What a Congolese win could mean
Beyond national prestige, Matoko’s election could channel extra-budgetary funds toward Congo Basin environmental initiatives. UNESCO manages the Man and the Biosphere network, and the world’s second-largest tropical forest sits right on Congo’s soil. Climate negotiators in Brazzaville quietly note that a friendly Director-General could accelerate project approvals. Regional universities also eye the possibility of more UNESCO Chairs, a point Makosso reportedly emphasised to his Gabonese hosts.
Next stops: West African swing
The Prime Minister’s plane left Libreville the same evening for Abidjan, with Abuja, Accra and Dakar on the manifest.
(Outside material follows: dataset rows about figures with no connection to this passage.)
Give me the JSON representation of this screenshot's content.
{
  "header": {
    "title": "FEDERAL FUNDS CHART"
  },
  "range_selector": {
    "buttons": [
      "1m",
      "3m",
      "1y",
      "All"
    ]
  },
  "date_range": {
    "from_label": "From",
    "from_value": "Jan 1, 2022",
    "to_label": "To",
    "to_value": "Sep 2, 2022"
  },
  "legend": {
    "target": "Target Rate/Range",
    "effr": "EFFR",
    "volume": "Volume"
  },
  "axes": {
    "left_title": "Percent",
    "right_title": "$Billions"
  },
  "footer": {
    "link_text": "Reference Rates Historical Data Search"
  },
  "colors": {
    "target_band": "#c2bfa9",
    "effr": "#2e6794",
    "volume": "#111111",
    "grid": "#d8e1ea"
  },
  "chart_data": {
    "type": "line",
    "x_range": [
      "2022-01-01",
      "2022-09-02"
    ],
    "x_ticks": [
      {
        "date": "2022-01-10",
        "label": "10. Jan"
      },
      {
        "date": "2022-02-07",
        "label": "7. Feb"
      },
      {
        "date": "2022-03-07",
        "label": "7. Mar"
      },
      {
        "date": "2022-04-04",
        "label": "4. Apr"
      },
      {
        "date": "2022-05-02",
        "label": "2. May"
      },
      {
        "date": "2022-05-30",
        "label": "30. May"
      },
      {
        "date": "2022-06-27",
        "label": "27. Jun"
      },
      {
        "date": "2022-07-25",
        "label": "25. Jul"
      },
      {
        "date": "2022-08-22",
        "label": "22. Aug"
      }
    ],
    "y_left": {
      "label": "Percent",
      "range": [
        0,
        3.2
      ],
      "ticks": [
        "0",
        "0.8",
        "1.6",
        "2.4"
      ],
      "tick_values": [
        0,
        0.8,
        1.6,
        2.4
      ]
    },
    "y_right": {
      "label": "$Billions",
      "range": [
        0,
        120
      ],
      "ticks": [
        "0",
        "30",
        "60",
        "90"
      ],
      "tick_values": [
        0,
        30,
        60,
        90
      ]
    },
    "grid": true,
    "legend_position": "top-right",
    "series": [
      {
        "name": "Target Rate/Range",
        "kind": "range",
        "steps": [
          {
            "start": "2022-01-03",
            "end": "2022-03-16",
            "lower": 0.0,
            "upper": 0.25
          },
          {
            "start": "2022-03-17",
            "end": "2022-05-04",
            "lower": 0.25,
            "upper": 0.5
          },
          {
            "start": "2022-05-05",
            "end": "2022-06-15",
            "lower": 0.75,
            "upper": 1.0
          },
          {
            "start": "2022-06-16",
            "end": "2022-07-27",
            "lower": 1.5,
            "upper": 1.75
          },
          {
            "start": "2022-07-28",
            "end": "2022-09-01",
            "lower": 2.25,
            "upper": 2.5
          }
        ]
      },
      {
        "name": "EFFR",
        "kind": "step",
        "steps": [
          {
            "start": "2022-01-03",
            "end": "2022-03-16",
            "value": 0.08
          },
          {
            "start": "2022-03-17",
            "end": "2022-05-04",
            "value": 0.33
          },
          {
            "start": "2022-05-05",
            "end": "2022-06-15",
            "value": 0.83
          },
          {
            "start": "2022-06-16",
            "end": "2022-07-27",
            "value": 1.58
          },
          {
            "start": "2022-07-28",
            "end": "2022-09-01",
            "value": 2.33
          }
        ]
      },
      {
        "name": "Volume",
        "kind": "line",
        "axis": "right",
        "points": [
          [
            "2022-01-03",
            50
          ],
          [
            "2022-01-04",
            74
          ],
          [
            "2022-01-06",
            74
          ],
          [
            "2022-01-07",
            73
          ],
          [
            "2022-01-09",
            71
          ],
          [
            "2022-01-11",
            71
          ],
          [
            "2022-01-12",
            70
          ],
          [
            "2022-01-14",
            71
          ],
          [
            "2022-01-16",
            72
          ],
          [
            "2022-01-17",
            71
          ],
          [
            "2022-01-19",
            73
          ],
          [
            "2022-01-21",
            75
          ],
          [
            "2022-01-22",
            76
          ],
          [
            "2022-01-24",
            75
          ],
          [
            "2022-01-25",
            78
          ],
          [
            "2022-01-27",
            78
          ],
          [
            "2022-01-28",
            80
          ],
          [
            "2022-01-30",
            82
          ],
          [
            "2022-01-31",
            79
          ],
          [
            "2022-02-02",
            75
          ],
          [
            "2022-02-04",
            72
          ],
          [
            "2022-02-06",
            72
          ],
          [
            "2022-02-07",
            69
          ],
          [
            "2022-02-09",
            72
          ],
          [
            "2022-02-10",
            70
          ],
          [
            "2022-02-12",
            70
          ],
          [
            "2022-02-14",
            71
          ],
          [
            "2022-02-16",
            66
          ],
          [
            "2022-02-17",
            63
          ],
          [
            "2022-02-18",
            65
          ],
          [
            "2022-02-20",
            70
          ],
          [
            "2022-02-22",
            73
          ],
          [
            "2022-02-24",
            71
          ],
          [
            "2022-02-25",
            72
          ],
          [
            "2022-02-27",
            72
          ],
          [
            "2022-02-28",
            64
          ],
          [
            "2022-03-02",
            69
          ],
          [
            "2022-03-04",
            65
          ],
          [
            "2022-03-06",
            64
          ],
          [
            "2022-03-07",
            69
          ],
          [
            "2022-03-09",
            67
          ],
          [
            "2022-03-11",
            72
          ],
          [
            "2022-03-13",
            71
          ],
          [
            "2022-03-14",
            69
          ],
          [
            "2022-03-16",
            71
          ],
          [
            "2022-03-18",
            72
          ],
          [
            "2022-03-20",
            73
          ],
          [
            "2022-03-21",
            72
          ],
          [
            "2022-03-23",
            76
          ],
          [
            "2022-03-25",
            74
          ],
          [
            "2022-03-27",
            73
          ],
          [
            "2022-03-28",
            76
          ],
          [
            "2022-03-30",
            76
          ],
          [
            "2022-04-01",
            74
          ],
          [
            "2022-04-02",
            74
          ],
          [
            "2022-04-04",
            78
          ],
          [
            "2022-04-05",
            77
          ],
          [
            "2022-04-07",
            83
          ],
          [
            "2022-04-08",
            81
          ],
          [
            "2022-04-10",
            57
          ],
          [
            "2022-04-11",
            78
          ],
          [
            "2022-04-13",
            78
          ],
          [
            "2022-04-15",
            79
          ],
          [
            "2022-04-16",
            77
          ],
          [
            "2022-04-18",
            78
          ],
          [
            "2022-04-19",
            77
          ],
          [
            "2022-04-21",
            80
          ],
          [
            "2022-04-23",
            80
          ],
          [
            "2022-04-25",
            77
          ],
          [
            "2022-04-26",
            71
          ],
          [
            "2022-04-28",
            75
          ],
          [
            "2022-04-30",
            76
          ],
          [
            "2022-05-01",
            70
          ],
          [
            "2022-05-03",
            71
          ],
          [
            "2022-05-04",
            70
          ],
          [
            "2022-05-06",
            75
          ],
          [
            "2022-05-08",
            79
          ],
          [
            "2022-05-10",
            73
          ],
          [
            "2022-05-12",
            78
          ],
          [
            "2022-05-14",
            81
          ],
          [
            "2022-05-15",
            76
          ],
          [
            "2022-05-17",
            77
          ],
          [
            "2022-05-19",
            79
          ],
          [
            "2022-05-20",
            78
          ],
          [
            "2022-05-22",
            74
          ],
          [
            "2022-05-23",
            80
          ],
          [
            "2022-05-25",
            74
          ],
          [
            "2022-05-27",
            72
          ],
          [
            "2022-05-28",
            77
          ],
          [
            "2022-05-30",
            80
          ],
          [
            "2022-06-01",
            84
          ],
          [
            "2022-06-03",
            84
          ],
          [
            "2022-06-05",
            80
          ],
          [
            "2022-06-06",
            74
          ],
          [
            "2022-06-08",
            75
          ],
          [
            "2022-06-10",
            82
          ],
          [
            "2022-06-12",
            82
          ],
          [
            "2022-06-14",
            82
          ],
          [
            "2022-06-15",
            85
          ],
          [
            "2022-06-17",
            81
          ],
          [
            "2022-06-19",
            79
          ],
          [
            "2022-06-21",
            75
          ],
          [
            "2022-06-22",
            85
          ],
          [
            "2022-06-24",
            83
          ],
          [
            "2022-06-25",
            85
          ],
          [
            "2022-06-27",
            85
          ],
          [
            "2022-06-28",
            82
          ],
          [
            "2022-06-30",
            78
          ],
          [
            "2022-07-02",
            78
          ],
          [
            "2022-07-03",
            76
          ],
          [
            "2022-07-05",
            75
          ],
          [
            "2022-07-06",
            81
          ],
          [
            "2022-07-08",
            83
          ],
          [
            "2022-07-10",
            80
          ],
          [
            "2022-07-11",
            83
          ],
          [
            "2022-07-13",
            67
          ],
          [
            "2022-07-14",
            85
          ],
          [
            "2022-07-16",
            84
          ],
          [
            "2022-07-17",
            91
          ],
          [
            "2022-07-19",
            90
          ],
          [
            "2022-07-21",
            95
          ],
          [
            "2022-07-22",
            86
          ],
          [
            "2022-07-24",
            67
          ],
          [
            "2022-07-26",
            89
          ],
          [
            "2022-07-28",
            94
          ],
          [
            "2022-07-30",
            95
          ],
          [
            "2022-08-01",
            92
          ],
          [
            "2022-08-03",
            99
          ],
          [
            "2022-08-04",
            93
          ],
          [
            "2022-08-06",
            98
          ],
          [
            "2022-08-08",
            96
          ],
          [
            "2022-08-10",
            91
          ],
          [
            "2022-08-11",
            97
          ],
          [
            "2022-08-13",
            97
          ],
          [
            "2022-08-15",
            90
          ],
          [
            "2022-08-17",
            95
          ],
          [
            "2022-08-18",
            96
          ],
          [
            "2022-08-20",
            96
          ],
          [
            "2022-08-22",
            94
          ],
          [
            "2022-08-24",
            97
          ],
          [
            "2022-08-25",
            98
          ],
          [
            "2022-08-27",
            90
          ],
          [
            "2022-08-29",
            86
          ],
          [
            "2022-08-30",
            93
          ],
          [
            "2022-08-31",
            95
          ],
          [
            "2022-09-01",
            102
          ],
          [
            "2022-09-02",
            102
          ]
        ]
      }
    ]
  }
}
Each capital brings its own calculus: Côte d’Ivoire angles for support in its quest to join the UN Security Council in 2026; Nigeria seeks backing for an ECOWAS reform plan; Senegal wants help positioning Dakar as a francophone tech hub. Brazzaville’s message is straightforward: endorse Matoko now, reap diplomatic goodwill later. According to Congolese officials, Sassou Nguesso may personally phone at least a dozen heads of state in the coming months to lock in pledges.
A cautious optimism in Brazzaville
Back home, commentators adopt measured confidence. State television talks up Central African solidarity, yet advisers admit the race remains open. Previous elections have shown that early favourites can stumble when late compromises are forged in Paris. Still, Makosso’s opening gambit in Libreville has put Congo firmly on the board. “Building a truly peaceful world by touching the hearts of citizens,” the Prime Minister told reporters, “is the vision we wish to defend through Matoko.” For now, the campaign trail heads west, but all eyes in Brazzaville stay fixed on the UNESCO halls along the Seine, where the final ballots will fall.